Como Estados Unidos tenía gran cantidad de reservas petroleras, la preocupación del gobierno en esta etapa se concentró en controlar las prácticas monopólicas de la Standard, la cual no estaba demasiado preocupada por obtener reservas fuera de su país. Gran Bretaña, en cambio, ante la falta de reservas en su territorio, apoyó decididamente a la Royal-Dutch Shell en su estrategia expansiva por conseguir reservas allí donde se encontraran. Incluso, contrariando la postura liberal que pregonaba Inglaterra en aquella época, en 1911, por iniciativa de Winston Churchill, el gobierno británico se compromete directamente en el negocio petrolero y se asocia a la Anglo-Persian. La Primera Guerra Mundial marcó un primer punto de inflexión en el desarrollo del negocio petrolero, ya que los países involucrados comprendieron el alto valor estratégico, no solo económico, de la industria petrolera. Esta etapa culmina alrededor de 1920 cuando Estados Unidos comienza a preocuparse por el agotamiento de sus reservas. Esto genera una gran preocupación en el gobierno americano y un cambio de estrategia, que lleva al gobierno a apoyar a la Standard y otras empresas americanas en su búsqueda de reservas por el mundo. El apoyo del gobierno norteamericano a sus empresas nacionales da lugar a la segunda etapa que se extiende hasta 1930.

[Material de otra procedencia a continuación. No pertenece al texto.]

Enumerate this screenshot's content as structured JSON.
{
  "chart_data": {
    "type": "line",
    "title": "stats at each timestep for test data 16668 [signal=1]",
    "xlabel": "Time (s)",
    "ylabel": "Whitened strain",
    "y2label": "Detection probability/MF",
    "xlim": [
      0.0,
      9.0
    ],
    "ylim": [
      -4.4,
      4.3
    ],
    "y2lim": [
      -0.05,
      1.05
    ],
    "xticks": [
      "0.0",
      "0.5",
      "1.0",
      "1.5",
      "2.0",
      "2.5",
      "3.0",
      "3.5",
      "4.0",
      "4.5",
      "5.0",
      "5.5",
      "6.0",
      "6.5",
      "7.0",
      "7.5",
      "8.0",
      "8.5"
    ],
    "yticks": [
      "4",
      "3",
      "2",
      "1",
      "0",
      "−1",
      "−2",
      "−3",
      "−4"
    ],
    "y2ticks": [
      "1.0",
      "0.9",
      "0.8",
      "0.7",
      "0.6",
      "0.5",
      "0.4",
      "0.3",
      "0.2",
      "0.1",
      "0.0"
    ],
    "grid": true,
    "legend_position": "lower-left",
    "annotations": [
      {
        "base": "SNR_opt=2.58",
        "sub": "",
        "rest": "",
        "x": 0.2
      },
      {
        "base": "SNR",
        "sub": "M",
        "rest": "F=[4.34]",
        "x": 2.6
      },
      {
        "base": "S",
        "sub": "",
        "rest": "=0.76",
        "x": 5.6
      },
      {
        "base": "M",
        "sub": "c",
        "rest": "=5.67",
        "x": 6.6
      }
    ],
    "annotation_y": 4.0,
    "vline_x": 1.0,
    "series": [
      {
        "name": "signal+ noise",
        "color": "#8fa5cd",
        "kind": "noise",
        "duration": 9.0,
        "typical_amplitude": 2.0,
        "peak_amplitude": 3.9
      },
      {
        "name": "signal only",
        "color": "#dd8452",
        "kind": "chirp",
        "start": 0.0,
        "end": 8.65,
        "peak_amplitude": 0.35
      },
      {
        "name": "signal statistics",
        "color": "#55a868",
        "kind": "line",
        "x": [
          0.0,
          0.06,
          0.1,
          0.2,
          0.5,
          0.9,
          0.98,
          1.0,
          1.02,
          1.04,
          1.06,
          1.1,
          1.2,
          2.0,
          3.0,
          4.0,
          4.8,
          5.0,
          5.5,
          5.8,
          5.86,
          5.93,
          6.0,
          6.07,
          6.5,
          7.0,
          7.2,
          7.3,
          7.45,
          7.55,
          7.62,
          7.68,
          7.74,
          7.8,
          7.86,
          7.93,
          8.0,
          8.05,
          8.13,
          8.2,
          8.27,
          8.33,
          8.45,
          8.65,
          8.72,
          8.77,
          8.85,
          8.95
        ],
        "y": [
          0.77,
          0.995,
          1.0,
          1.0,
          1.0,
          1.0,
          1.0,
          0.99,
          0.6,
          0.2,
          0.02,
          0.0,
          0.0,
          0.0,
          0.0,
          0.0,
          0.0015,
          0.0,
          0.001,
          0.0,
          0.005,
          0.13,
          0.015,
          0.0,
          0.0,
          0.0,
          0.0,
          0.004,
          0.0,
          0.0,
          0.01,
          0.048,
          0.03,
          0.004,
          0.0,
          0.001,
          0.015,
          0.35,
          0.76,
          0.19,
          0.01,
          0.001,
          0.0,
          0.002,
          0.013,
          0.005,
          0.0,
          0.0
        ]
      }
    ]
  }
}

Esta Segunda Etapa se caracterizó por las luchas entre las grandes empresas por el dominio de las zonas de producción. En este período es claro el apoyo de los gobiernos a sus empresas, dando lugar definitivamente a lo que podemos llamar la diplomacia petrolera. En este período de búsqueda de reservas por parte de los grandes trusts apoyados por sus respectivos gobiernos, se produce la creación de YPF en nuestro país, por lo que los análisis que se hacen respecto a su creación y al surgimiento del nacionalismo petrolero en nuestro país no pueden soslayar la situación mundial de la industria petrolera en aquella época y reducirse a un análisis meramente económico o de política local. Esta segunda etapa culmina en 1930 con el Acuerdo de Achnacarry que da comienzo a la creación de un “cartel” donde las grandes compañías acuerdan los precios del petróleo a través del sistema Gulf Plus, suprimieron la competencia y realizaron acuerdos y convenios para evitar guerras de precios y adjudicarse mercados.
La tercera etapa, entonces, se caracteriza por un mercado cartelizado donde rige un sistema de fijación de precios. Esta etapa llega hasta el final de la Segunda Guerra Mundial donde, a partir del nuevo orden mundial que surge en la posguerra, se abandona el sistema de precios a la vez que se desarrollan las empresas nacionales europeas, fundamentalmente en Francia e Italia, dando lugar a una nueva etapa en la historia del desarrollo petrolero.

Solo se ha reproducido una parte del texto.